SNMPWalk Following File contains a Full SNMPWalk which is redacted. Huawei AC6508 WLC snmpwalk.txt

Crash Report ID: ID: 48274138-87a8-11ef-a33a-0050568fc548

Proposed changes

Expected Behavior: When an AP goes offline, CheckMK should handle it gracefully, avoiding any out-of-range memory access. The system should log appropriate warnings or errors rather than attempting to access data from the unavailable AP.

Proposed Patch Change: The patch modifies the AP handling logic to skip further parsing of AP information when the AP is not available. This prevents out-of-range access and stabilizes the system.

throjaisnn avatar Oct 11 '24 09:10 throjaisnn

All contributors have signed the CLA ✍️ ✅
Posted by the CLA Assistant Lite bot.

github-actions[bot] avatar Oct 11 '24 09:10 github-actions[bot]

I have read the CLA Document and I hereby sign the CLA or my organization already has a signed CLA.

throjaisnn avatar Oct 11 '24 09:10 throjaisnn

Hi @throjaisnn, Thanks for creating the pull request! We have a question with regards how the filtering of all offline APs affects Checkmk services that monitored APs that were previously online? Could you describe what happens to a service after an AP that was online then goes offline?

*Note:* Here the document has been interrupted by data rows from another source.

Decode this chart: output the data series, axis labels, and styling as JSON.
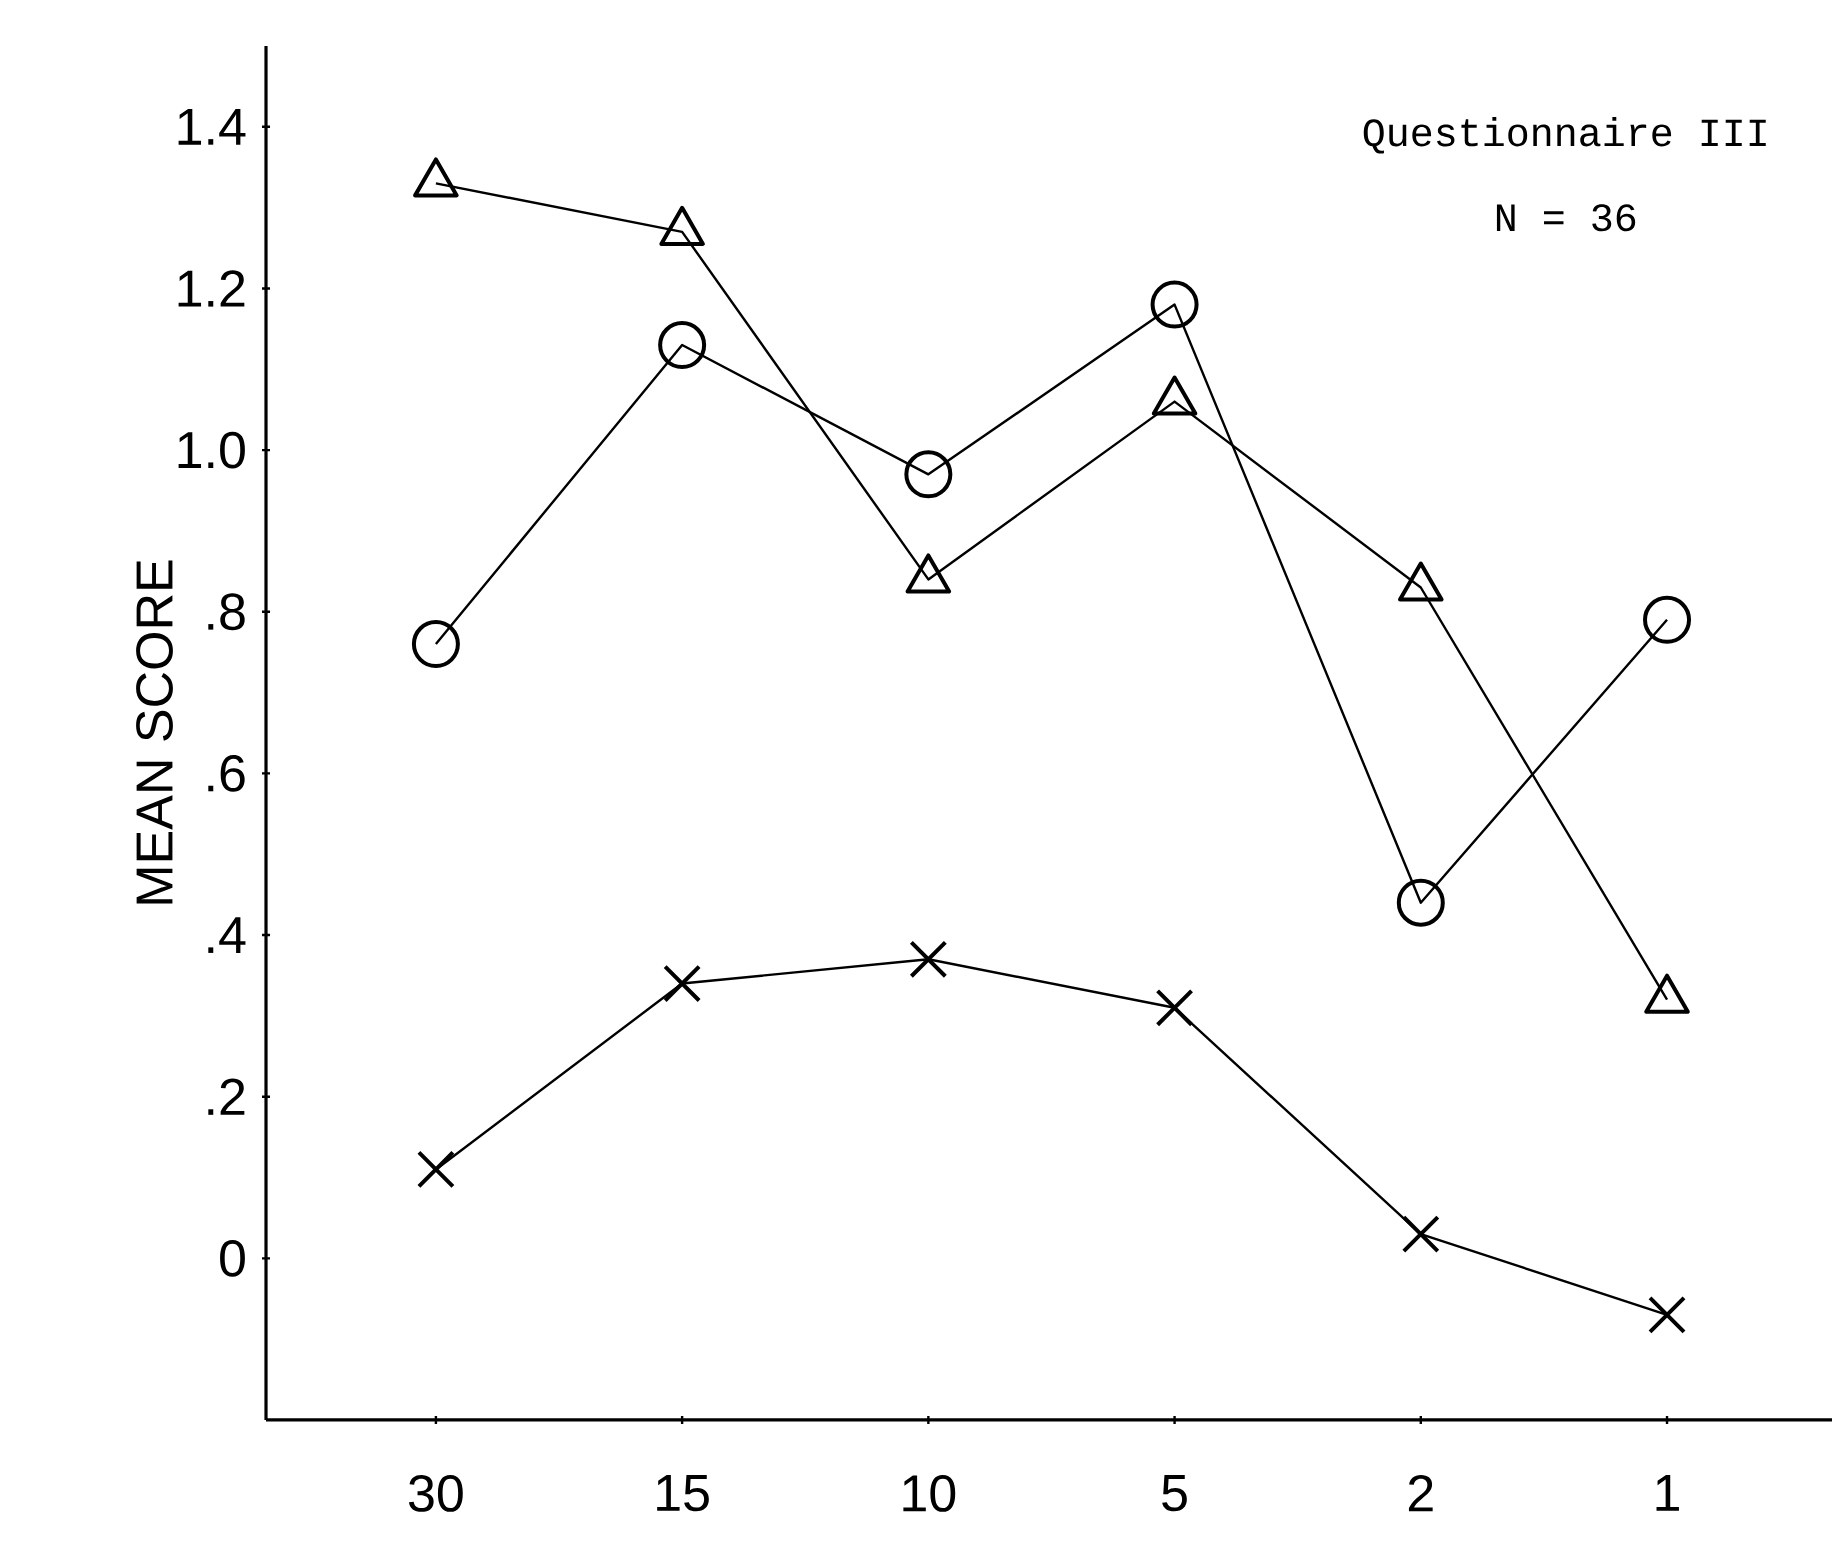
{
  "chart_data": {
    "type": "line",
    "ylabel": "MEAN SCORE",
    "annotations": [
      "Questionnaire III",
      "N = 36"
    ],
    "categories": [
      "30",
      "15",
      "10",
      "5",
      "2",
      "1"
    ],
    "series": [
      {
        "color": "#000000",
        "marker": "triangle",
        "values": [
          1.33,
          1.27,
          0.84,
          1.06,
          0.83,
          0.32
        ]
      },
      {
        "color": "#000000",
        "marker": "circle",
        "values": [
          0.76,
          1.13,
          0.97,
          1.18,
          0.44,
          0.79
        ]
      },
      {
        "color": "#000000",
        "marker": "cross",
        "values": [
          0.11,
          0.34,
          0.37,
          0.31,
          0.03,
          -0.07
        ]
      }
    ],
    "ylim": [
      -0.2,
      1.5
    ],
    "yticks": [
      {
        "value": 0,
        "label": "0"
      },
      {
        "value": 0.2,
        "label": ".2"
      },
      {
        "value": 0.4,
        "label": ".4"
      },
      {
        "value": 0.6,
        "label": ".6"
      },
      {
        "value": 0.8,
        "label": ".8"
      },
      {
        "value": 1.0,
        "label": "1.0"
      },
      {
        "value": 1.2,
        "label": "1.2"
      },
      {
        "value": 1.4,
        "label": "1.4"
      }
    ],
    "grid": false,
    "line_style": "solid"
  }
}
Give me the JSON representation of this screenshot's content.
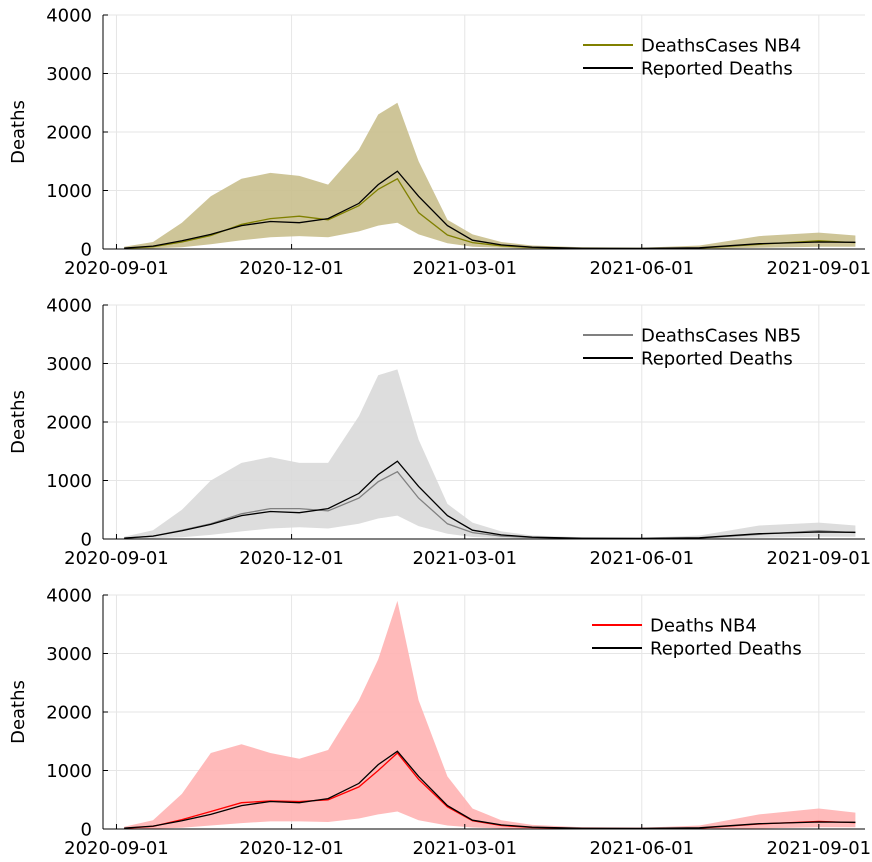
{
  "chart_data": [
    {
      "type": "line",
      "ylabel": "Deaths",
      "xlabel": "",
      "title": "",
      "ylim": [
        0,
        4000
      ],
      "xlim": [
        "2020-08-25",
        "2021-09-25"
      ],
      "yticks": [
        0,
        1000,
        2000,
        3000,
        4000
      ],
      "xticks": [
        "2020-09-01",
        "2020-12-01",
        "2021-03-01",
        "2021-06-01",
        "2021-09-01"
      ],
      "grid": true,
      "legend_position": "top-right",
      "series": [
        {
          "name": "DeathsCases NB4",
          "color": "#808000",
          "x": [
            "2020-09-05",
            "2020-09-20",
            "2020-10-05",
            "2020-10-20",
            "2020-11-05",
            "2020-11-20",
            "2020-12-05",
            "2020-12-20",
            "2021-01-05",
            "2021-01-15",
            "2021-01-25",
            "2021-02-05",
            "2021-02-20",
            "2021-03-05",
            "2021-03-20",
            "2021-04-05",
            "2021-05-01",
            "2021-06-01",
            "2021-07-01",
            "2021-08-01",
            "2021-09-01",
            "2021-09-20"
          ],
          "values": [
            10,
            40,
            120,
            230,
            420,
            520,
            560,
            500,
            740,
            1020,
            1200,
            620,
            240,
            110,
            55,
            25,
            10,
            8,
            15,
            80,
            140,
            110
          ]
        },
        {
          "name": "Reported Deaths",
          "color": "#000000",
          "x": [
            "2020-09-05",
            "2020-09-20",
            "2020-10-05",
            "2020-10-20",
            "2020-11-05",
            "2020-11-20",
            "2020-12-05",
            "2020-12-20",
            "2021-01-05",
            "2021-01-15",
            "2021-01-25",
            "2021-02-05",
            "2021-02-20",
            "2021-03-05",
            "2021-03-20",
            "2021-04-05",
            "2021-05-01",
            "2021-06-01",
            "2021-07-01",
            "2021-08-01",
            "2021-09-01",
            "2021-09-20"
          ],
          "values": [
            15,
            50,
            140,
            250,
            400,
            470,
            450,
            520,
            780,
            1100,
            1330,
            900,
            400,
            150,
            70,
            30,
            12,
            10,
            20,
            90,
            120,
            115
          ]
        }
      ],
      "band": {
        "color": "#c9bf8d",
        "x": [
          "2020-09-05",
          "2020-09-20",
          "2020-10-05",
          "2020-10-20",
          "2020-11-05",
          "2020-11-20",
          "2020-12-05",
          "2020-12-20",
          "2021-01-05",
          "2021-01-15",
          "2021-01-25",
          "2021-02-05",
          "2021-02-20",
          "2021-03-05",
          "2021-03-20",
          "2021-04-05",
          "2021-05-01",
          "2021-06-01",
          "2021-07-01",
          "2021-08-01",
          "2021-09-01",
          "2021-09-20"
        ],
        "lower": [
          0,
          10,
          30,
          80,
          150,
          200,
          220,
          200,
          300,
          400,
          450,
          250,
          100,
          40,
          20,
          5,
          0,
          0,
          0,
          20,
          40,
          40
        ],
        "upper": [
          40,
          120,
          450,
          900,
          1200,
          1300,
          1250,
          1100,
          1700,
          2300,
          2500,
          1500,
          500,
          250,
          120,
          60,
          30,
          20,
          60,
          220,
          280,
          230
        ]
      }
    },
    {
      "type": "line",
      "ylabel": "Deaths",
      "xlabel": "",
      "title": "",
      "ylim": [
        0,
        4000
      ],
      "xlim": [
        "2020-08-25",
        "2021-09-25"
      ],
      "yticks": [
        0,
        1000,
        2000,
        3000,
        4000
      ],
      "xticks": [
        "2020-09-01",
        "2020-12-01",
        "2021-03-01",
        "2021-06-01",
        "2021-09-01"
      ],
      "grid": true,
      "legend_position": "top-right",
      "series": [
        {
          "name": "DeathsCases NB5",
          "color": "#808080",
          "x": [
            "2020-09-05",
            "2020-09-20",
            "2020-10-05",
            "2020-10-20",
            "2020-11-05",
            "2020-11-20",
            "2020-12-05",
            "2020-12-20",
            "2021-01-05",
            "2021-01-15",
            "2021-01-25",
            "2021-02-05",
            "2021-02-20",
            "2021-03-05",
            "2021-03-20",
            "2021-04-05",
            "2021-05-01",
            "2021-06-01",
            "2021-07-01",
            "2021-08-01",
            "2021-09-01",
            "2021-09-20"
          ],
          "values": [
            10,
            50,
            150,
            260,
            430,
            520,
            520,
            480,
            700,
            980,
            1150,
            700,
            260,
            110,
            50,
            25,
            10,
            8,
            15,
            80,
            140,
            110
          ]
        },
        {
          "name": "Reported Deaths",
          "color": "#000000",
          "x": [
            "2020-09-05",
            "2020-09-20",
            "2020-10-05",
            "2020-10-20",
            "2020-11-05",
            "2020-11-20",
            "2020-12-05",
            "2020-12-20",
            "2021-01-05",
            "2021-01-15",
            "2021-01-25",
            "2021-02-05",
            "2021-02-20",
            "2021-03-05",
            "2021-03-20",
            "2021-04-05",
            "2021-05-01",
            "2021-06-01",
            "2021-07-01",
            "2021-08-01",
            "2021-09-01",
            "2021-09-20"
          ],
          "values": [
            15,
            50,
            140,
            250,
            400,
            470,
            450,
            520,
            780,
            1100,
            1330,
            900,
            400,
            150,
            70,
            30,
            12,
            10,
            20,
            90,
            120,
            115
          ]
        }
      ],
      "band": {
        "color": "#d9d9d9",
        "x": [
          "2020-09-05",
          "2020-09-20",
          "2020-10-05",
          "2020-10-20",
          "2020-11-05",
          "2020-11-20",
          "2020-12-05",
          "2020-12-20",
          "2021-01-05",
          "2021-01-15",
          "2021-01-25",
          "2021-02-05",
          "2021-02-20",
          "2021-03-05",
          "2021-03-20",
          "2021-04-05",
          "2021-05-01",
          "2021-06-01",
          "2021-07-01",
          "2021-08-01",
          "2021-09-01",
          "2021-09-20"
        ],
        "lower": [
          0,
          10,
          30,
          70,
          130,
          180,
          200,
          180,
          260,
          350,
          400,
          220,
          90,
          35,
          15,
          5,
          0,
          0,
          0,
          20,
          40,
          40
        ],
        "upper": [
          40,
          150,
          500,
          1000,
          1300,
          1400,
          1300,
          1300,
          2100,
          2800,
          2900,
          1700,
          600,
          280,
          130,
          60,
          30,
          20,
          60,
          230,
          280,
          230
        ]
      }
    },
    {
      "type": "line",
      "ylabel": "Deaths",
      "xlabel": "",
      "title": "",
      "ylim": [
        0,
        4000
      ],
      "xlim": [
        "2020-08-25",
        "2021-09-25"
      ],
      "yticks": [
        0,
        1000,
        2000,
        3000,
        4000
      ],
      "xticks": [
        "2020-09-01",
        "2020-12-01",
        "2021-03-01",
        "2021-06-01",
        "2021-09-01"
      ],
      "grid": true,
      "legend_position": "top-right",
      "series": [
        {
          "name": "Deaths NB4",
          "color": "#ff0000",
          "x": [
            "2020-09-05",
            "2020-09-20",
            "2020-10-05",
            "2020-10-20",
            "2020-11-05",
            "2020-11-20",
            "2020-12-05",
            "2020-12-20",
            "2021-01-05",
            "2021-01-15",
            "2021-01-25",
            "2021-02-05",
            "2021-02-20",
            "2021-03-05",
            "2021-03-20",
            "2021-04-05",
            "2021-05-01",
            "2021-06-01",
            "2021-07-01",
            "2021-08-01",
            "2021-09-01",
            "2021-09-20"
          ],
          "values": [
            12,
            45,
            160,
            300,
            450,
            480,
            470,
            500,
            720,
            1000,
            1300,
            850,
            380,
            140,
            60,
            25,
            10,
            8,
            15,
            85,
            130,
            110
          ]
        },
        {
          "name": "Reported Deaths",
          "color": "#000000",
          "x": [
            "2020-09-05",
            "2020-09-20",
            "2020-10-05",
            "2020-10-20",
            "2020-11-05",
            "2020-11-20",
            "2020-12-05",
            "2020-12-20",
            "2021-01-05",
            "2021-01-15",
            "2021-01-25",
            "2021-02-05",
            "2021-02-20",
            "2021-03-05",
            "2021-03-20",
            "2021-04-05",
            "2021-05-01",
            "2021-06-01",
            "2021-07-01",
            "2021-08-01",
            "2021-09-01",
            "2021-09-20"
          ],
          "values": [
            15,
            50,
            140,
            250,
            400,
            470,
            450,
            520,
            780,
            1100,
            1330,
            900,
            400,
            150,
            70,
            30,
            12,
            10,
            20,
            90,
            120,
            115
          ]
        }
      ],
      "band": {
        "color": "#ffb3b3",
        "x": [
          "2020-09-05",
          "2020-09-20",
          "2020-10-05",
          "2020-10-20",
          "2020-11-05",
          "2020-11-20",
          "2020-12-05",
          "2020-12-20",
          "2021-01-05",
          "2021-01-15",
          "2021-01-25",
          "2021-02-05",
          "2021-02-20",
          "2021-03-05",
          "2021-03-20",
          "2021-04-05",
          "2021-05-01",
          "2021-06-01",
          "2021-07-01",
          "2021-08-01",
          "2021-09-01",
          "2021-09-20"
        ],
        "lower": [
          0,
          5,
          20,
          60,
          100,
          130,
          130,
          120,
          180,
          250,
          300,
          150,
          60,
          25,
          10,
          0,
          0,
          0,
          0,
          10,
          30,
          30
        ],
        "upper": [
          40,
          150,
          600,
          1300,
          1450,
          1300,
          1200,
          1350,
          2200,
          2900,
          3900,
          2200,
          900,
          350,
          150,
          70,
          30,
          20,
          60,
          250,
          350,
          280
        ]
      }
    }
  ]
}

msprdctmgr avatar Feb 28 '25 11:02 msprdctmgr

Hi @msproductmanager As soon there was an offline AP on the Huawei Controller no AP could be monitored anymore and the CheckMK Monitoring Module was failing. I don't have access to a similar system anymore but you should this exact behaviour in the crash report.

throjaisnn avatar Mar 13 '25 07:03 throjaisnn

Hi @throjaisnn thank you for your response. Unfortunately, we cannot merge the code as it is because it modifies the function argument in place. Therefore, we will close this pull request without merging it. If possible, please suggest another solution that does not change the function argument. We also need some context on how this would affect the behavior of the services created for the APs that went offline.

msprdctmgr avatar Mar 13 '25 14:03 msprdctmgr